OK, so I'm replying to my own post--but I simply had to say how much I'm enjoying these letters. I'm savoring them, so I'm only up to early 1917, currently reading a couple of letters Cather wrote to her mother. These letters strike me as dutiful and sweet, newsy letters about things she thought would interest her mother. Cather was a good if unconventional daughter, and I don't think she ever gave herself a break about that. As a daughter of a very "eccentric" 88-year-old mother, I have some sympathy.
My favorite review of this volume, so far, is by Jennifer Howard at The Chronicle Review, someone who actually did her homework and interviewed people who had knowledge of the project.
What have I found interesting so far?
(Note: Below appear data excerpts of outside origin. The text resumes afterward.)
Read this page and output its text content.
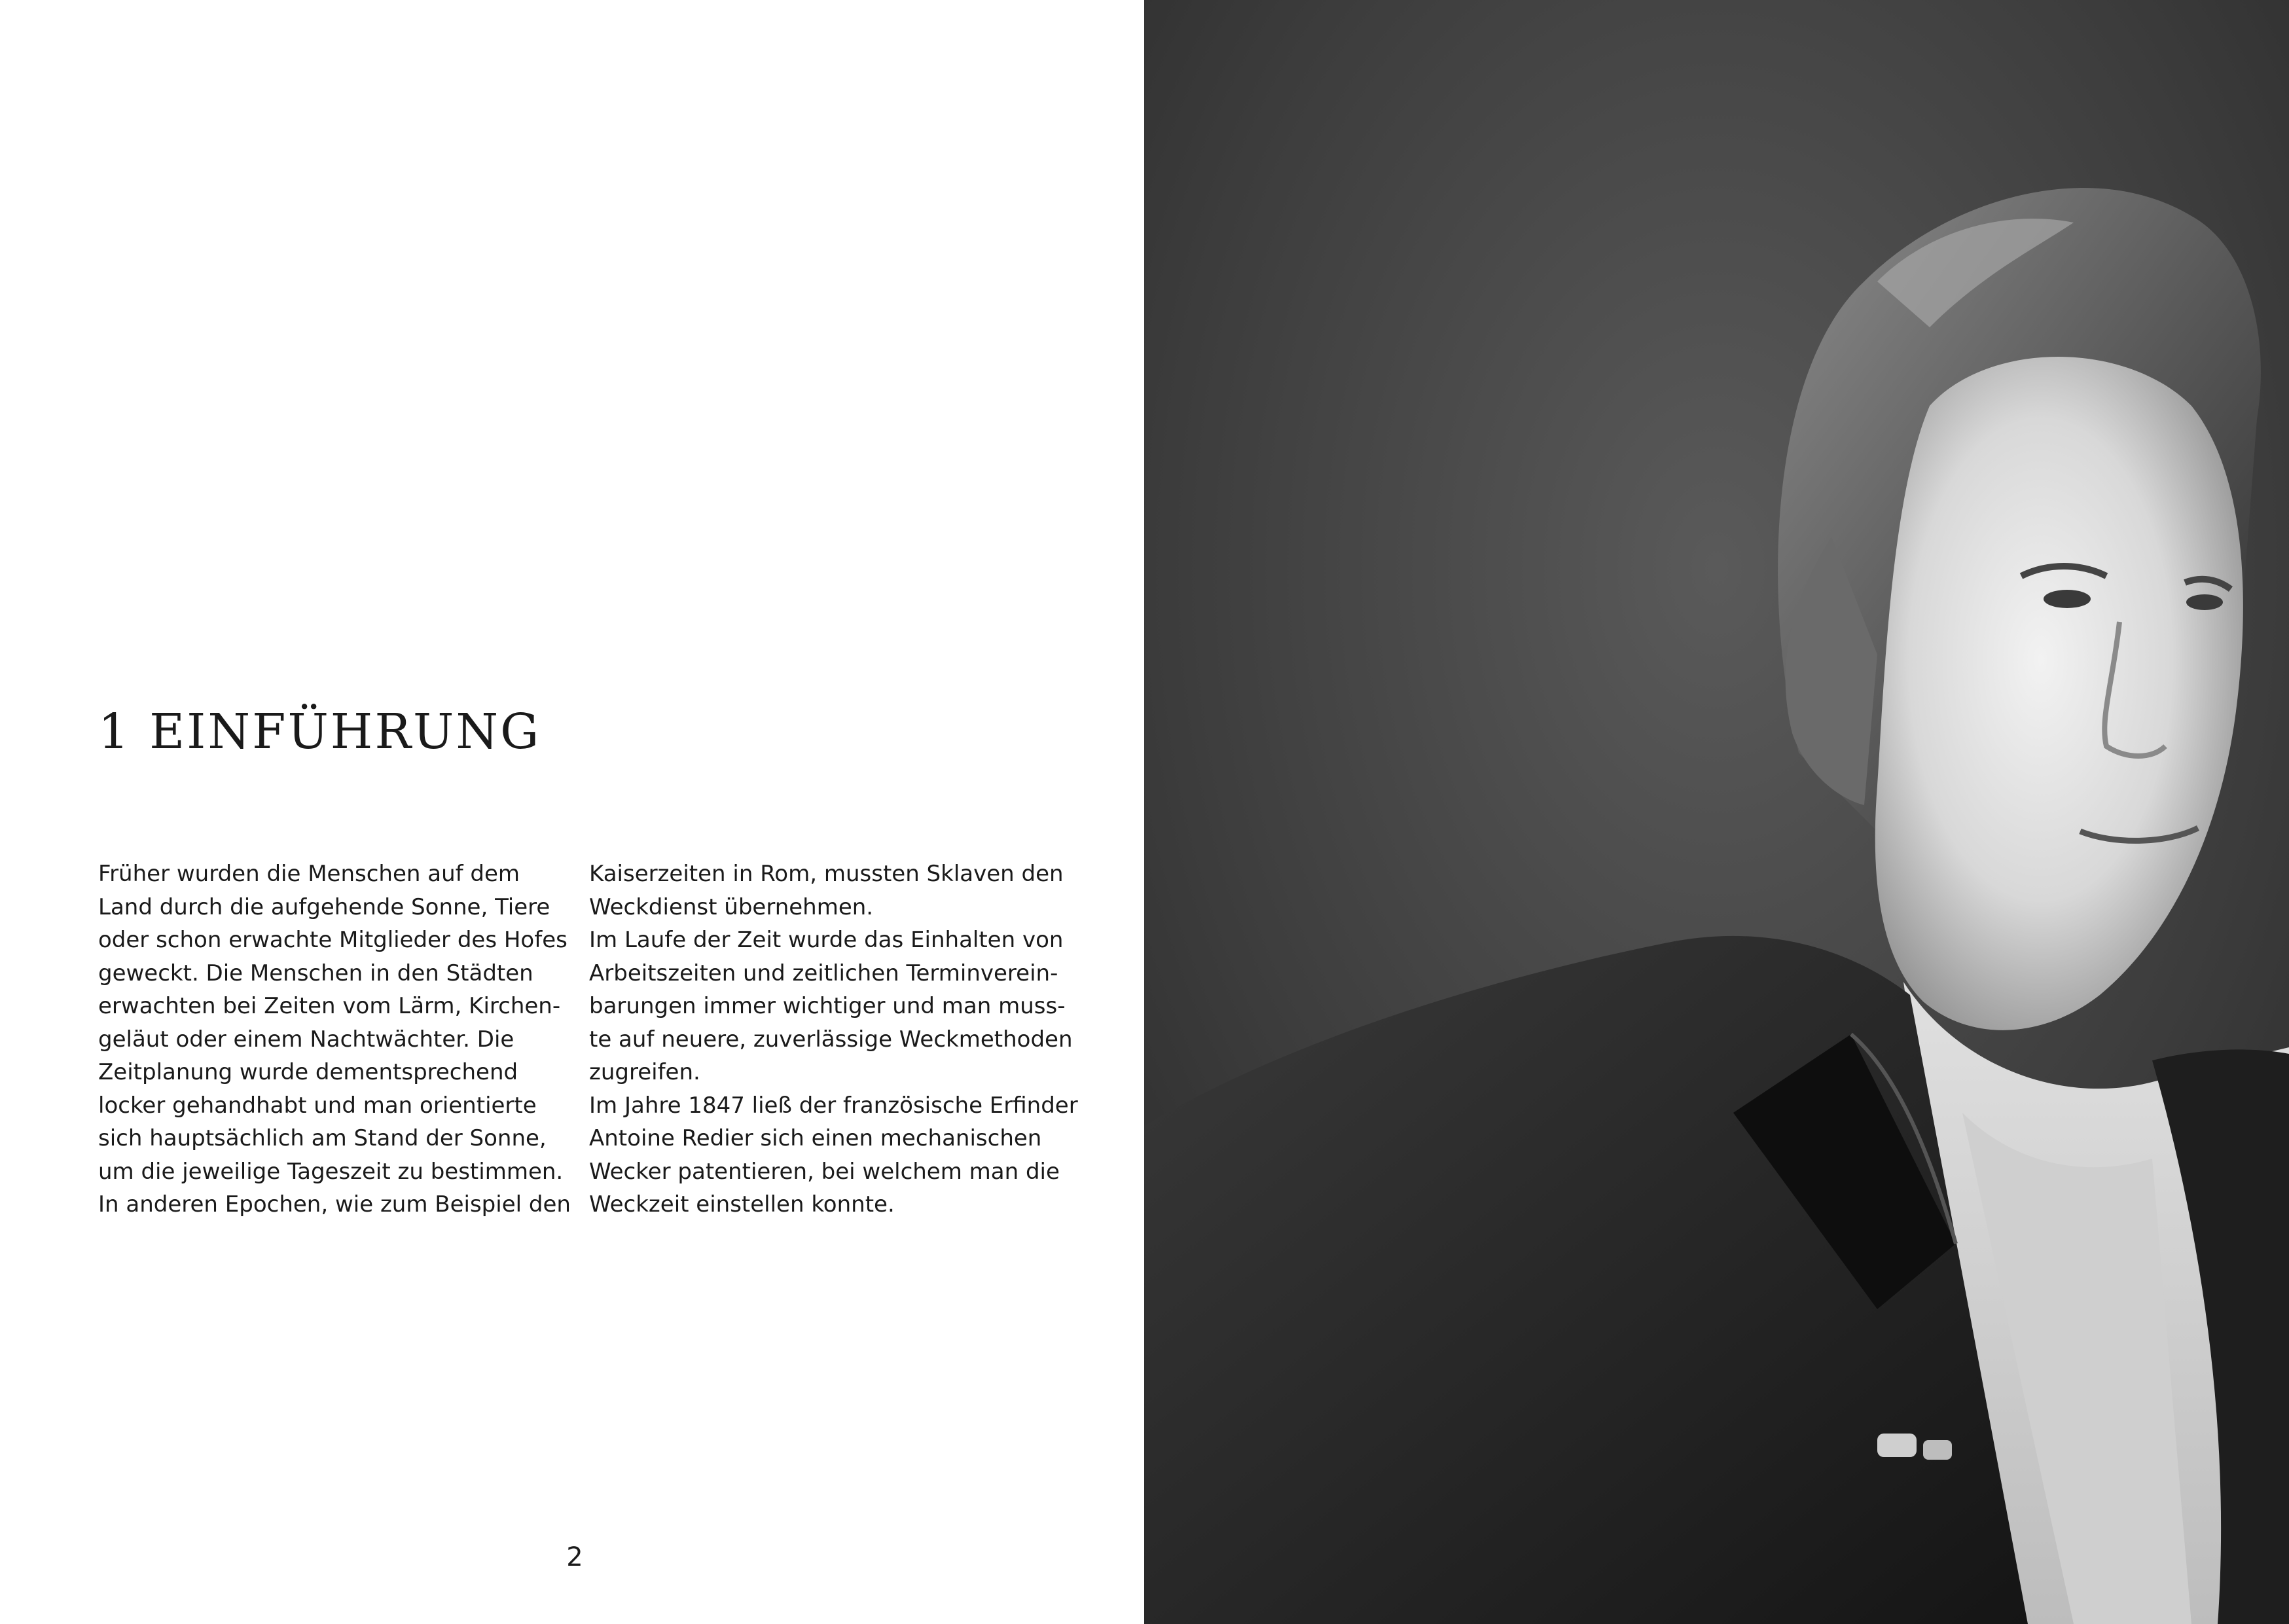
1 EINFÜHRUNG

Früher wurden die Menschen auf dem
Land durch die aufgehende Sonne, Tiere
oder schon erwachte Mitglieder des Hofes
geweckt. Die Menschen in den Städten
erwachten bei Zeiten vom Lärm, Kirchen-
geläut oder einem Nachtwächter. Die
Zeitplanung wurde dementsprechend
locker gehandhabt und man orientierte
sich hauptsächlich am Stand der Sonne,
um die jeweilige Tageszeit zu bestimmen.
In anderen Epochen, wie zum Beispiel den

Kaiserzeiten in Rom, mussten Sklaven den
Weckdienst übernehmen.
Im Laufe der Zeit wurde das Einhalten von
Arbeitszeiten und zeitlichen Terminverein-
barungen immer wichtiger und man muss-
te auf neuere, zuverlässige Weckmethoden
zugreifen.
Im Jahre 1847 ließ der französische Erfinder
Antoine Redier sich einen mechanischen
Wecker patentieren, bei welchem man die
Weckzeit einstellen konnte.

2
Well, some of my favorite letters have been the ones that Cather wrote to Elizabeth ("Elsie") Singer Sergeant (c. 1915 or so, before and after). I was struck by how Cather frequently mentioned Isabelle McClung in these letters, yet she NEVER mentions Edith Lewis. Just an observation--interesting, I thought. Does anyone have any insight into that?
ESS was a friend of Amy Lowell, and Cather was an "enemy" of Amy Lowell. I once thought it would be interesting to find the letters between ESS and Lowell and see if Cather is mentioned in any of them--but it's a project I never got around to. I also wish that someone might do a volume of letters between ESS and Cather, putting them in context, etc. Is there anyone out there working on ESS? She is the older sister of Katharine Sergeant Angell White, fiction editor for the New Yorker from about 1925 to 1960, so that fact adds an interesting dimension. Anyone interested in magazine publishing in the 1920s-1930s could have some fun with this.